The brake-fluid cap being left off was carelessness on the part of the technician. While minor, I can understand why you would question the safety of the remainder of the job. Take the car back to the repair facility and insist they recheck the complete job.
I’m really happy with my 2006 Ram 1500 Crew Cab 4x4 with about 280,000 km on a 4.7-litre engine. The truck works well and is well maintained but has one reoccurring problem. The dash lights up with warning codes for brakes, air bags and lamps. The engine runs well, heater works, the signal-light indicator works on the dash, but there are no lights working outside. The headlights, windshield wipers, brake lights and signal lights do not work. The problem comes and goes, often starting after hitting a pothole. The problem goes away after the truck is shut off for a while. The signal light and high-beam steering-column switch have been replaced. The ignition switch is also new. The truck has an LED driving light slaved to high beams. Any ideas of where to look next to solve this intermittent problem? Thank you.
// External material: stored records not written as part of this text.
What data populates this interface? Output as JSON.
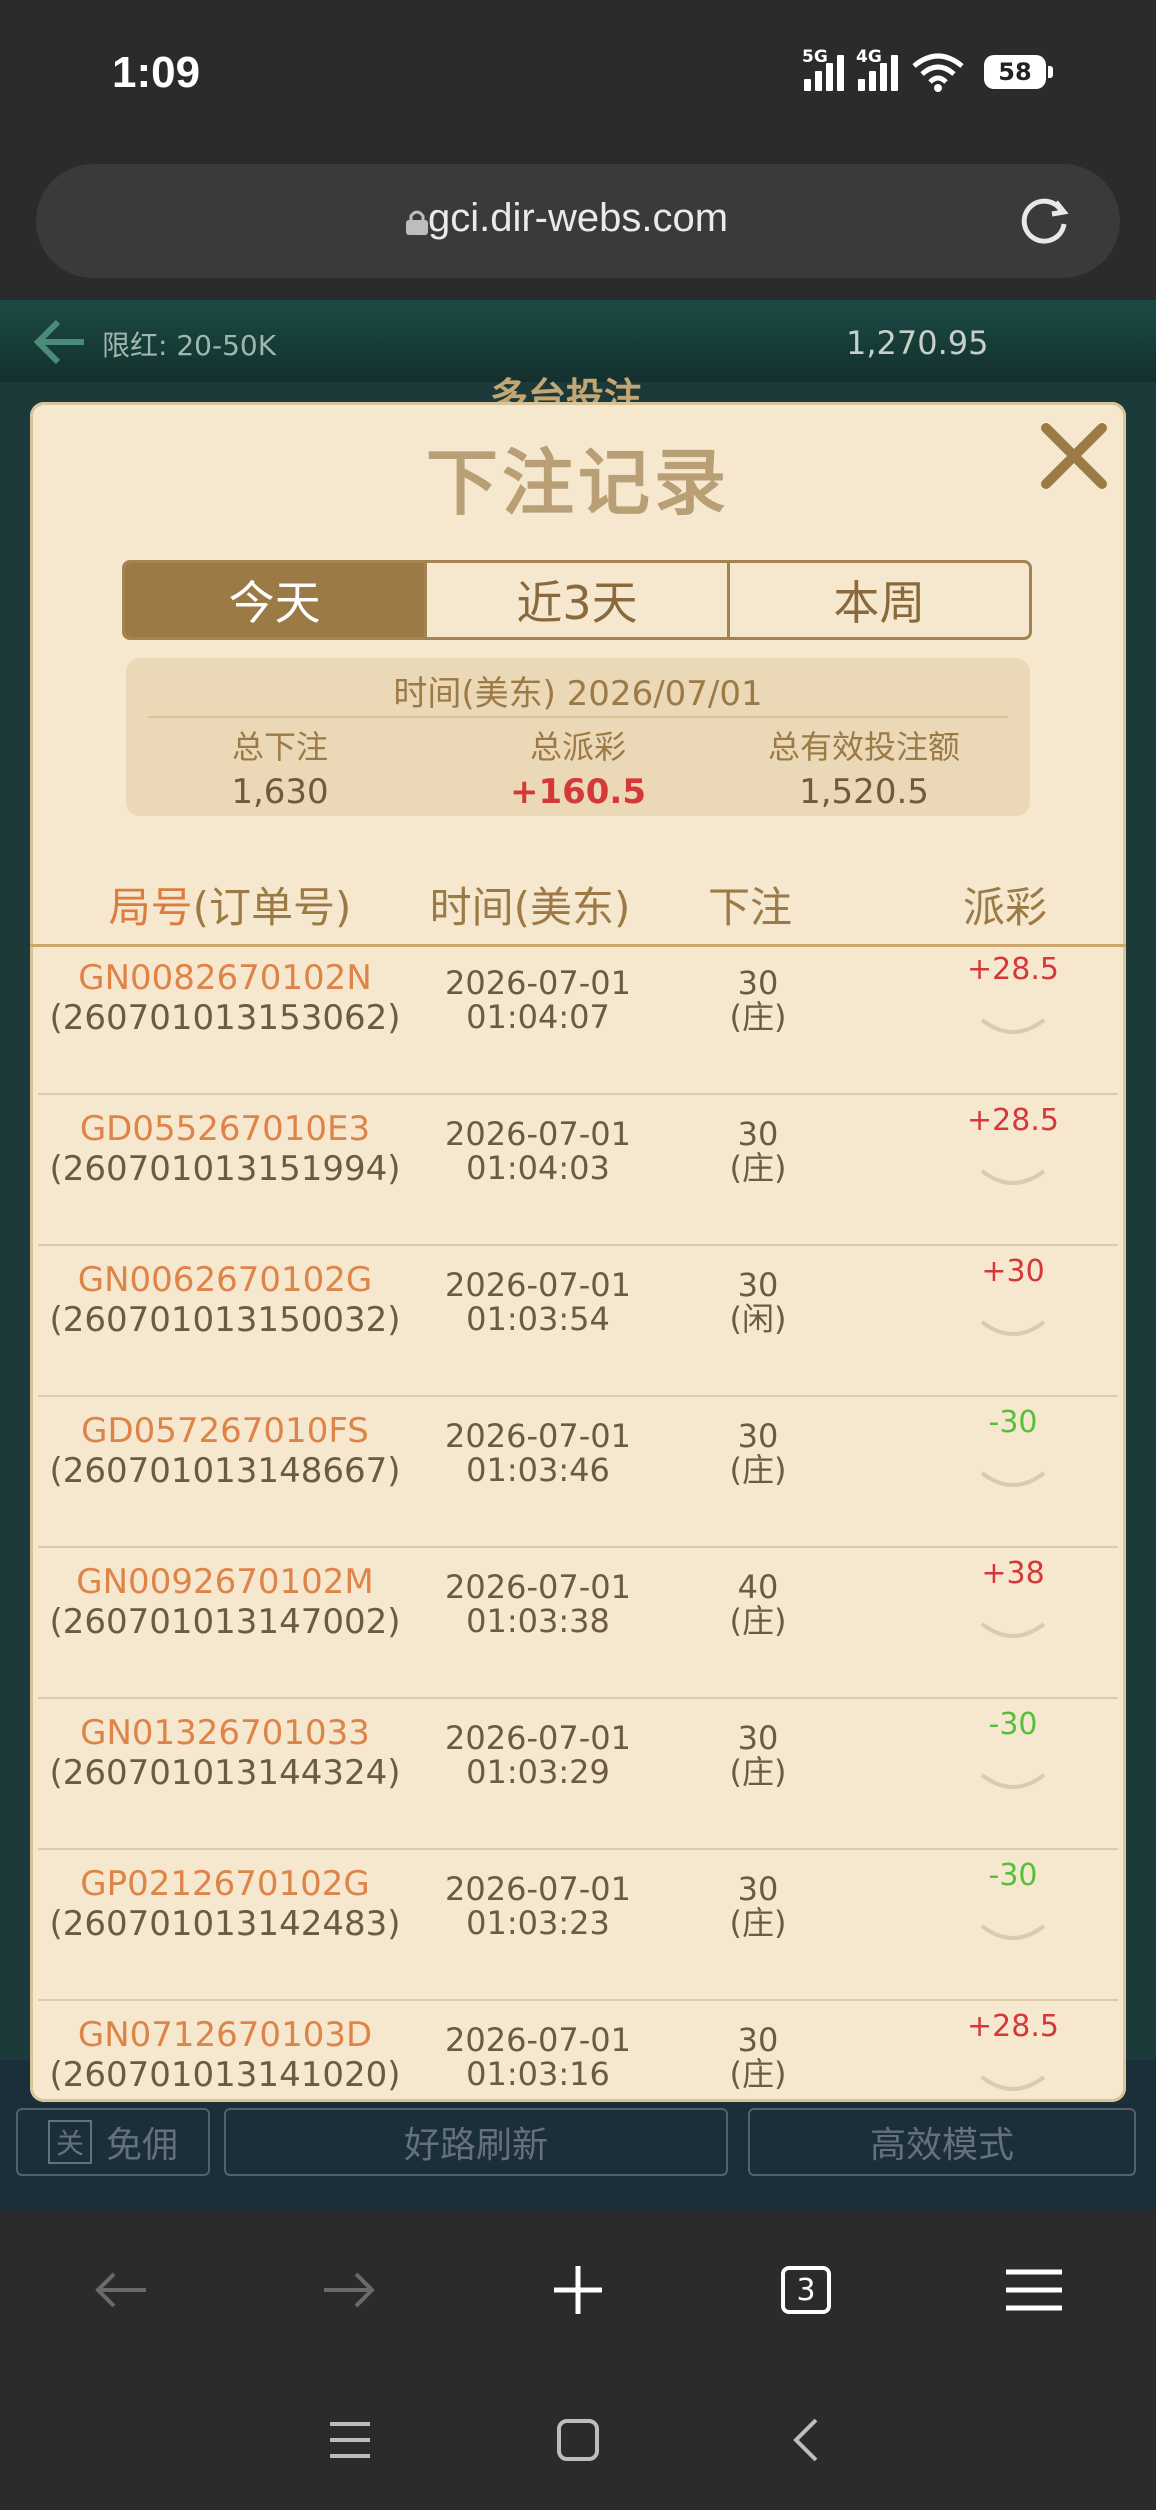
{
  "status": {
    "time": "1:09",
    "signal1": "5G",
    "signal2": "4G",
    "battery": "58"
  },
  "browser": {
    "url": "gci.dir-webs.com",
    "tab_count": "3"
  },
  "game": {
    "limit": "限红: 20-50K",
    "balance": "1,270.95",
    "title": "多台投注",
    "bottom_buttons": {
      "toggle": "关",
      "free": "免佣",
      "refresh": "好路刷新",
      "mode": "高效模式"
    }
  },
  "modal": {
    "title": "下注记录",
    "tabs": [
      {
        "label": "今天"
      },
      {
        "label": "近3天"
      },
      {
        "label": "本周"
      }
    ],
    "summary": {
      "time": "时间(美东) 2026/07/01",
      "total_bet_label": "总下注",
      "total_bet": "1,630",
      "total_payout_label": "总派彩",
      "total_payout": "+160.5",
      "total_valid_label": "总有效投注额",
      "total_valid": "1,520.5"
    },
    "headers": {
      "id_part1": "局号",
      "id_part2": "(订单号)",
      "time": "时间(美东)",
      "bet": "下注",
      "payout": "派彩"
    },
    "rows": [
      {
        "code": "GN0082670102N",
        "order": "(260701013153062)",
        "date": "2026-07-01",
        "clock": "01:04:07",
        "amount": "30",
        "side": "(庄)",
        "payout": "+28.5"
      },
      {
        "code": "GD055267010E3",
        "order": "(260701013151994)",
        "date": "2026-07-01",
        "clock": "01:04:03",
        "amount": "30",
        "side": "(庄)",
        "payout": "+28.5"
      },
      {
        "code": "GN0062670102G",
        "order": "(260701013150032)",
        "date": "2026-07-01",
        "clock": "01:03:54",
        "amount": "30",
        "side": "(闲)",
        "payout": "+30"
      },
      {
        "code": "GD057267010FS",
        "order": "(260701013148667)",
        "date": "2026-07-01",
        "clock": "01:03:46",
        "amount": "30",
        "side": "(庄)",
        "payout": "-30"
      },
      {
        "code": "GN0092670102M",
        "order": "(260701013147002)",
        "date": "2026-07-01",
        "clock": "01:03:38",
        "amount": "40",
        "side": "(庄)",
        "payout": "+38"
      },
      {
        "code": "GN01326701033",
        "order": "(260701013144324)",
        "date": "2026-07-01",
        "clock": "01:03:29",
        "amount": "30",
        "side": "(庄)",
        "payout": "-30"
      },
      {
        "code": "GP0212670102G",
        "order": "(260701013142483)",
        "date": "2026-07-01",
        "clock": "01:03:23",
        "amount": "30",
        "side": "(庄)",
        "payout": "-30"
      },
      {
        "code": "GN0712670103D",
        "order": "(260701013141020)",
        "date": "2026-07-01",
        "clock": "01:03:16",
        "amount": "30",
        "side": "(庄)",
        "payout": "+28.5"
      }
    ]
  },
  "colors": {
    "modal_bg": "#f6e8cf",
    "accent": "#9c7a45",
    "positive": "#d53838",
    "negative": "#57c03a",
    "code": "#de8448"
  }
}
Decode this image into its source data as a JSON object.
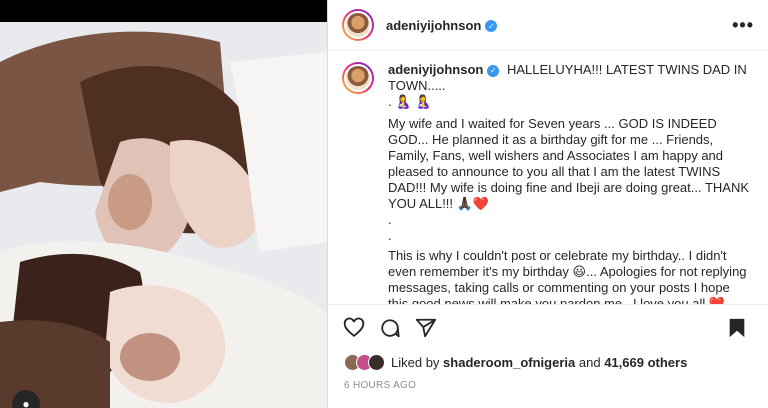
{
  "post": {
    "username": "adeniyijohnson",
    "verified_icon": "verified-badge-icon",
    "more_icon": "more-options-icon",
    "caption_line1": "HALLELUYHA!!! LATEST TWINS DAD IN TOWN.....",
    "caption_emoji_line": ". 🤱 🤱",
    "caption_para1": "My wife and I waited for Seven years ... GOD IS INDEED GOD... He planned it as a birthday gift for me ... Friends, Family, Fans, well wishers and Associates I am happy and pleased to announce to you all that I am the latest TWINS DAD!!! My wife is doing fine and Ibeji are doing great... THANK YOU ALL!!! 🙏🏿❤️",
    "caption_dot1": ".",
    "caption_dot2": ".",
    "caption_para2": "This is why I couldn't post or celebrate my birthday.. I didn't even remember it's my birthday 😃... Apologies for not replying messages, taking calls or commenting on your posts I hope this good news will make you pardon me.. I love you all ❤️...",
    "likes_prefix": "Liked by",
    "liker": "shaderoom_ofnigeria",
    "likes_mid": "and",
    "likes_count": "41,669 others",
    "timestamp": "6 HOURS AGO"
  },
  "colors": {
    "verified": "#3897f0",
    "heart": "#ed4956",
    "muted": "#8e8e8e"
  }
}
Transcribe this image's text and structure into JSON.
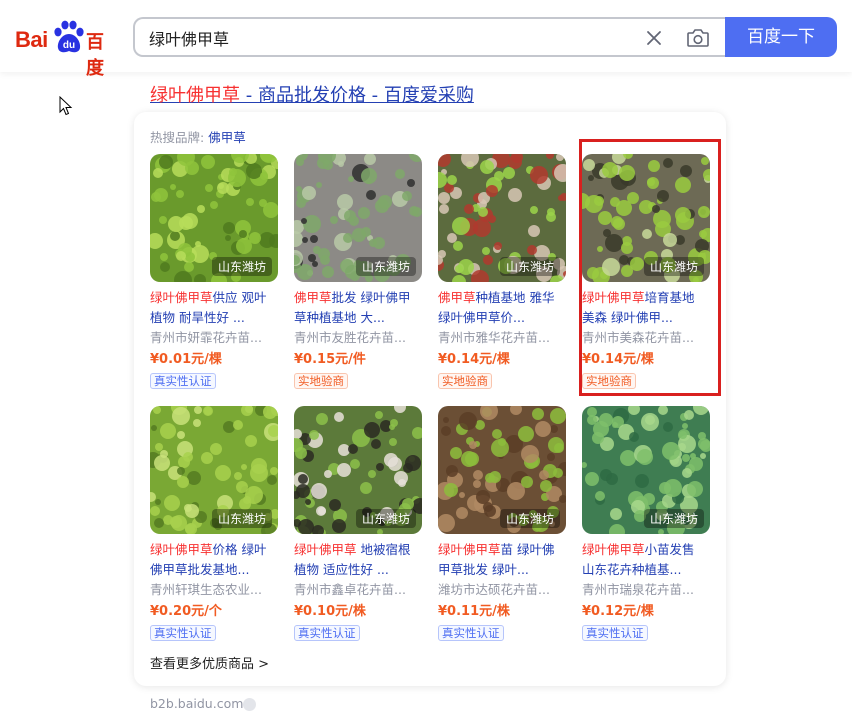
{
  "logo": {
    "latin": "Bai",
    "paw_text": "du",
    "cn": "百度"
  },
  "search": {
    "query": "绿叶佛甲草",
    "button_label": "百度一下"
  },
  "result": {
    "title_keyword": "绿叶佛甲草",
    "title_rest": " - 商品批发价格 - 百度爱采购",
    "hot_brand_label": "热搜品牌:",
    "hot_brand_value": "佛甲草",
    "items": [
      {
        "name_hl": "绿叶佛甲草",
        "name_rest": "供应 观叶植物 耐旱性好 ...",
        "seller": "青州市妍霏花卉苗...",
        "price": "¥0.01元/棵",
        "badge": "真实性认证",
        "badge_type": "blue",
        "location": "山东潍坊"
      },
      {
        "name_hl": "佛甲草",
        "name_rest": "批发 绿叶佛甲草种植基地 大...",
        "seller": "青州市友胜花卉苗...",
        "price": "¥0.15元/件",
        "badge": "实地验商",
        "badge_type": "orange",
        "location": "山东潍坊"
      },
      {
        "name_hl": "佛甲草",
        "name_rest": "种植基地 雅华绿叶佛甲草价...",
        "seller": "青州市雅华花卉苗...",
        "price": "¥0.14元/棵",
        "badge": "实地验商",
        "badge_type": "orange",
        "location": "山东潍坊"
      },
      {
        "name_hl": "绿叶佛甲草",
        "name_rest": "培育基地 美森 绿叶佛甲...",
        "seller": "青州市美森花卉苗...",
        "price": "¥0.14元/棵",
        "badge": "实地验商",
        "badge_type": "orange",
        "location": "山东潍坊"
      },
      {
        "name_hl": "绿叶佛甲草",
        "name_rest": "价格 绿叶佛甲草批发基地...",
        "seller": "青州轩琪生态农业...",
        "price": "¥0.20元/个",
        "badge": "真实性认证",
        "badge_type": "blue",
        "location": "山东潍坊"
      },
      {
        "name_hl": "绿叶佛甲草",
        "name_rest": " 地被宿根植物 适应性好 ...",
        "seller": "青州市鑫卓花卉苗...",
        "price": "¥0.10元/株",
        "badge": "真实性认证",
        "badge_type": "blue",
        "location": "山东潍坊"
      },
      {
        "name_hl": "绿叶佛甲草",
        "name_rest": "苗 绿叶佛甲草批发 绿叶...",
        "seller": "潍坊市达硕花卉苗...",
        "price": "¥0.11元/株",
        "badge": "真实性认证",
        "badge_type": "blue",
        "location": "山东潍坊"
      },
      {
        "name_hl": "绿叶佛甲草",
        "name_rest": "小苗发售 山东花卉种植基...",
        "seller": "青州市瑞泉花卉苗...",
        "price": "¥0.12元/棵",
        "badge": "真实性认证",
        "badge_type": "blue",
        "location": "山东潍坊"
      }
    ],
    "more_link": "查看更多优质商品 >",
    "source_url": "b2b.baidu.com"
  },
  "colors": {
    "brand_red": "#de2910",
    "link_blue": "#2440b3",
    "highlight_red": "#f73131",
    "button_blue": "#4e6ef2",
    "price_orange": "#f15b22"
  }
}
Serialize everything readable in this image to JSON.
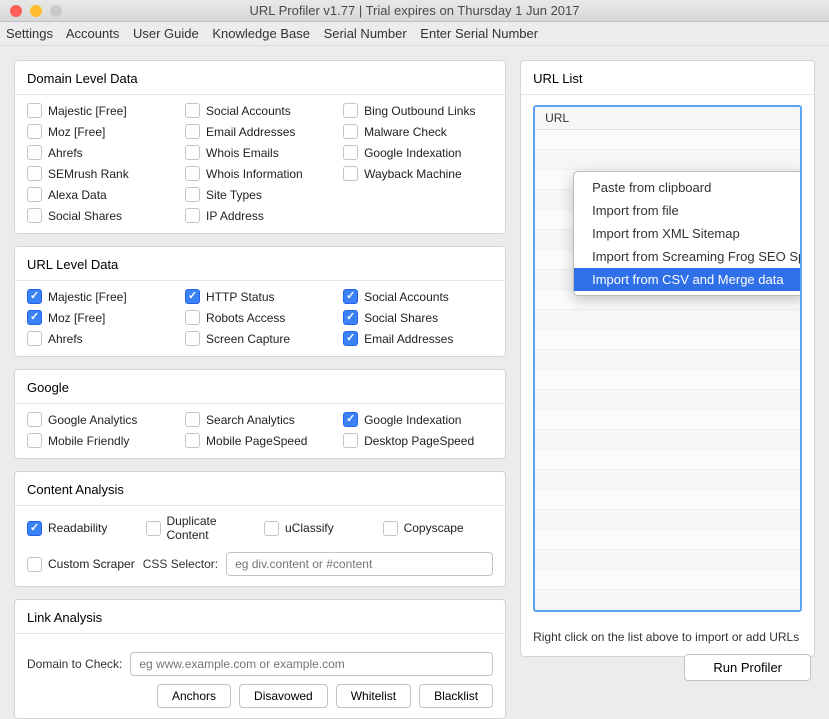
{
  "titlebar": {
    "title": "URL Profiler v1.77 | Trial expires on Thursday 1 Jun 2017"
  },
  "menubar": {
    "items": [
      "Settings",
      "Accounts",
      "User Guide",
      "Knowledge Base",
      "Serial Number",
      "Enter Serial Number"
    ]
  },
  "panels": {
    "domain": {
      "title": "Domain Level Data",
      "items": [
        {
          "label": "Majestic [Free]",
          "checked": false
        },
        {
          "label": "Social Accounts",
          "checked": false
        },
        {
          "label": "Bing Outbound Links",
          "checked": false
        },
        {
          "label": "Moz [Free]",
          "checked": false
        },
        {
          "label": "Email Addresses",
          "checked": false
        },
        {
          "label": "Malware Check",
          "checked": false
        },
        {
          "label": "Ahrefs",
          "checked": false
        },
        {
          "label": "Whois Emails",
          "checked": false
        },
        {
          "label": "Google Indexation",
          "checked": false
        },
        {
          "label": "SEMrush Rank",
          "checked": false
        },
        {
          "label": "Whois Information",
          "checked": false
        },
        {
          "label": "Wayback Machine",
          "checked": false
        },
        {
          "label": "Alexa Data",
          "checked": false
        },
        {
          "label": "Site Types",
          "checked": false
        },
        {
          "label": "",
          "checked": false,
          "empty": true
        },
        {
          "label": "Social Shares",
          "checked": false
        },
        {
          "label": "IP Address",
          "checked": false
        }
      ]
    },
    "url": {
      "title": "URL Level Data",
      "items": [
        {
          "label": "Majestic [Free]",
          "checked": true
        },
        {
          "label": "HTTP Status",
          "checked": true
        },
        {
          "label": "Social Accounts",
          "checked": true
        },
        {
          "label": "Moz [Free]",
          "checked": true
        },
        {
          "label": "Robots Access",
          "checked": false
        },
        {
          "label": "Social Shares",
          "checked": true
        },
        {
          "label": "Ahrefs",
          "checked": false
        },
        {
          "label": "Screen Capture",
          "checked": false
        },
        {
          "label": "Email Addresses",
          "checked": true
        }
      ]
    },
    "google": {
      "title": "Google",
      "items": [
        {
          "label": "Google Analytics",
          "checked": false
        },
        {
          "label": "Search Analytics",
          "checked": false
        },
        {
          "label": "Google Indexation",
          "checked": true
        },
        {
          "label": "Mobile Friendly",
          "checked": false
        },
        {
          "label": "Mobile PageSpeed",
          "checked": false
        },
        {
          "label": "Desktop PageSpeed",
          "checked": false
        }
      ]
    },
    "content": {
      "title": "Content Analysis",
      "items": [
        {
          "label": "Readability",
          "checked": true
        },
        {
          "label": "Duplicate Content",
          "checked": false
        },
        {
          "label": "uClassify",
          "checked": false
        },
        {
          "label": "Copyscape",
          "checked": false
        }
      ],
      "custom_scraper": {
        "label": "Custom Scraper",
        "checked": false
      },
      "css_selector_label": "CSS Selector:",
      "css_selector_placeholder": "eg div.content or #content"
    },
    "link": {
      "title": "Link Analysis",
      "domain_label": "Domain to Check:",
      "domain_placeholder": "eg www.example.com or example.com",
      "buttons": [
        "Anchors",
        "Disavowed",
        "Whitelist",
        "Blacklist"
      ]
    }
  },
  "url_list": {
    "title": "URL List",
    "column": "URL",
    "hint": "Right click on the list above to import or add URLs"
  },
  "context_menu": {
    "items": [
      {
        "label": "Paste from clipboard",
        "highlight": false
      },
      {
        "label": "Import from file",
        "highlight": false
      },
      {
        "label": "Import from XML Sitemap",
        "highlight": false
      },
      {
        "label": "Import from Screaming Frog SEO Spider",
        "highlight": false
      },
      {
        "label": "Import from CSV and Merge data",
        "highlight": true
      }
    ]
  },
  "run_button": "Run Profiler"
}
Juha, Fort St. James, B C.
I am not a Chrysler expert, but I believe this was the first year that Ram trucks came with a Controller Area Network (CAN) bus system. This means that previous vehicles would have had an analog communication system, while yours is digital. This may be significant, as any electrical disturbance to this circuit will yield the most peculiar results. I am going to assume, since you have had several pieces replaced in your quest to solve this problem, that all the various computers and control modules have been checked for any applicable codes. After that assumption is verified, I would immediately start by looking at your aftermarket LED lighting system. And I would completely remove it temporarily and restore it back to the original settings. If any of the added LED headlight wiring is shorting to ground, this will cause mayhem and perhaps be the cause of the erratic behaviour. If that proves fruitless, then I would next look at the instrument cluster itself and the body-control module (BCM).